皇室典範改正案が衆院通過へ、山本太郎氏辞任・社保料引き下げも焦点

皇室典範改正案、10日に衆院通過の見通し

皇室典範改正案について、与野党は10日に衆議院で採決を行うことで合意し、同日中に衆院を通過する見通しとなった。焦点の一つとなっているのが、国民民主党の中道・代表代行の対応で、質疑の内容を見極めたうえで賛否を判断する姿勢を示している。中道氏は先の参院選で落選した支持者らとも意見交換を重ねており、その動向が採決結果に一定の影響を与える可能性がある。

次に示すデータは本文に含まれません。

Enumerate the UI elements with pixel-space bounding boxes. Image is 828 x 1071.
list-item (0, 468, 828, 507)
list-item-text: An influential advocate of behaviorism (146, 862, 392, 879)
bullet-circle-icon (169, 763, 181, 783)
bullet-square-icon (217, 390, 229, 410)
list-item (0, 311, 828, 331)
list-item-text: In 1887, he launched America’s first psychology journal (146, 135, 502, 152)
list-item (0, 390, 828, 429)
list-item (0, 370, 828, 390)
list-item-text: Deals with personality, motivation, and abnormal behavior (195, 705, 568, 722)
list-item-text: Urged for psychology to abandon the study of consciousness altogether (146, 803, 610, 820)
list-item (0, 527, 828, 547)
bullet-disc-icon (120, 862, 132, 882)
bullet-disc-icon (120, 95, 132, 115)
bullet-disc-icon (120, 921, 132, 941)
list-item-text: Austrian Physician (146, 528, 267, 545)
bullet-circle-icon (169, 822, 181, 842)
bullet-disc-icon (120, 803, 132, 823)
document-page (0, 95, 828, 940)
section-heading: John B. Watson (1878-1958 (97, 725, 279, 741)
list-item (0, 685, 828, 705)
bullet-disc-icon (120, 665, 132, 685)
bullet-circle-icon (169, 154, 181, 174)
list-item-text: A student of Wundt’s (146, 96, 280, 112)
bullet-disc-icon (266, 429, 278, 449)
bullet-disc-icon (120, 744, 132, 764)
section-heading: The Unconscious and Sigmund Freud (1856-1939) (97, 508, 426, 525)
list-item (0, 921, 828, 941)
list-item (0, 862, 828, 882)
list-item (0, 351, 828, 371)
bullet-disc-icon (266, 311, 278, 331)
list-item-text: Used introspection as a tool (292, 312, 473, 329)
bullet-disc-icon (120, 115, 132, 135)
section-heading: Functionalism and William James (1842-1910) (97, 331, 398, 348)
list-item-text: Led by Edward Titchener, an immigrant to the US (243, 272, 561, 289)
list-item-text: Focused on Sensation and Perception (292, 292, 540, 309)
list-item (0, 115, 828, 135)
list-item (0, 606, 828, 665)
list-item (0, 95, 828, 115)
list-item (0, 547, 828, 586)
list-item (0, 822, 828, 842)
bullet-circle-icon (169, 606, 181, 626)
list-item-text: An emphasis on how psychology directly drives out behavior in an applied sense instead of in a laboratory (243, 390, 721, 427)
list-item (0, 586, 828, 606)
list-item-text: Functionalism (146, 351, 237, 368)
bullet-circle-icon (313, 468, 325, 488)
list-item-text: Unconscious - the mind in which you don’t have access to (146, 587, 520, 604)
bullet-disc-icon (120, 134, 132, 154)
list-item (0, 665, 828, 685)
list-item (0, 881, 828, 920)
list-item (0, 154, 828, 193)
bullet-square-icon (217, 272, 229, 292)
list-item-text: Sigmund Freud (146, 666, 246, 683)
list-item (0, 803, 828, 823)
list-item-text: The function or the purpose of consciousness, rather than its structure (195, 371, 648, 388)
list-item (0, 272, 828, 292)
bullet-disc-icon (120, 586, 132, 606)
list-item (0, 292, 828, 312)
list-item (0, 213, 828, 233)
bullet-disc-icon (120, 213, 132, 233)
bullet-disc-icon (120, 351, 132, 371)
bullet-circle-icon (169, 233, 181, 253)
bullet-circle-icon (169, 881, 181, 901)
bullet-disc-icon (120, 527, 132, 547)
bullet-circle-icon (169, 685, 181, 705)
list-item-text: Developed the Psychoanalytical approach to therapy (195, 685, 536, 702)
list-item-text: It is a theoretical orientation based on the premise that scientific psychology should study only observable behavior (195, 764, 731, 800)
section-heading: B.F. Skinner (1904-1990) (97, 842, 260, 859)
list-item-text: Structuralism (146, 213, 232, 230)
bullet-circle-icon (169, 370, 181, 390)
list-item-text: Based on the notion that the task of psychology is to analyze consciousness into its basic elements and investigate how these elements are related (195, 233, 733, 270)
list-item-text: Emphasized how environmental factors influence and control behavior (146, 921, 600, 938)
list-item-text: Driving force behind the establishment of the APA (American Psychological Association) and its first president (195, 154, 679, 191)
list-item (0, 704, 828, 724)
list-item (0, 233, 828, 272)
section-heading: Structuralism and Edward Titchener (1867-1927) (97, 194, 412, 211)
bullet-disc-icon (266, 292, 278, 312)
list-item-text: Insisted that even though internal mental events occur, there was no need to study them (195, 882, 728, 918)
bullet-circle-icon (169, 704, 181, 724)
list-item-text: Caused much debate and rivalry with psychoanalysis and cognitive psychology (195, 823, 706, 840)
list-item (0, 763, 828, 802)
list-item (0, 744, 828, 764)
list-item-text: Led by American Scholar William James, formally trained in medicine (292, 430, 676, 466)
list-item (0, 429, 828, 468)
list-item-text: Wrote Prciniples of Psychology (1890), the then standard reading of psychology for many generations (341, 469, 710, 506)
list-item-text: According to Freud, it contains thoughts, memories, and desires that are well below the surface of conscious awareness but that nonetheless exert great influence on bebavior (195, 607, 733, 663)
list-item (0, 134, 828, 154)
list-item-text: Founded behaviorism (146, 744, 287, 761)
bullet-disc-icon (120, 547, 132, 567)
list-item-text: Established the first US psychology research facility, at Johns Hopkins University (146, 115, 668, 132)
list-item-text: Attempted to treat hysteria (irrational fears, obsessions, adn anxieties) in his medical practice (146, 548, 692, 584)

元宮内庁長官からは「現行の典範には構造的な欠陥がある」との指摘も上がっており、法案の中身に対する議論は国会内外で続いている。政府・与党は今国会での成立に向けて調整を加速させており、参議院での審議スケジュールも注目される。

れいわ新選組・山本太郎代表が辞任表明

れいわ新選組の山本太郎代表が、健康問題などを理由に代表職を辞任する意向を表明した。山本氏は政界引退も示唆しており、事実上の政治活動からの退場となる可能性がある。れいわは先の参院選でも独自の存在感を示してきたが、最大の顔である山本氏の離脱は党勢に大きな影響を与えるとみられる。

党内では後継体制のあり方をめぐる議論が本格化する見込みで、次期代表の選出プロセスや党の方向性が今後の焦点となる。落選者らとの意見交換の場で代表が涙ぐむ場面もあったと伝えられており、党内の動揺も一部に見られる状況だ。

国旗損壊罪法案、研究者グループが反対声明

国旗損壊罪を新設する法案が参議院内閣委員会で質疑に入った。同法案をめぐっては、刑事法研究者のグループが反対声明を発表しており、表現の自由との兼ね合いから学術的な観点でも議論が広がっている。委員会での審議では、罰則の範囲や適用基準といった具体的な論点について与野党間で質疑が交わされた。

また、安全保障分野では自民党が行政傍受の活用に関する提言をまとめる方向で検討を進めていることも明らかになっており、安保政策の強化をめぐる議論が引き続き活発化している。

党首討論延長・社保料引き下げ・副首都法案も動く

党首討論については、7月15日に従来より長い計60分に延長して開催される見通しとなった。各党党首が一堂に会する場として注目度が高く、皇室典範改正案や安全保障、社会保障政策などをめぐって活発な議論が期待される。

社会保障面では、現役世代の社会保険料を引き下げる方針を政策文書に明記する方向で調整が進んでいることが報じられた。少子高齢化が進むなかで現役世代の負担軽減は重要な政策課題であり、具体的な制度設計に向けた議論が加速するとみられる。衆院特別委員会では「副首都」推進法案の審議が10日に再開されることでも与野党が合意しており、複数の重要法案が同時並行で動く状況となっている。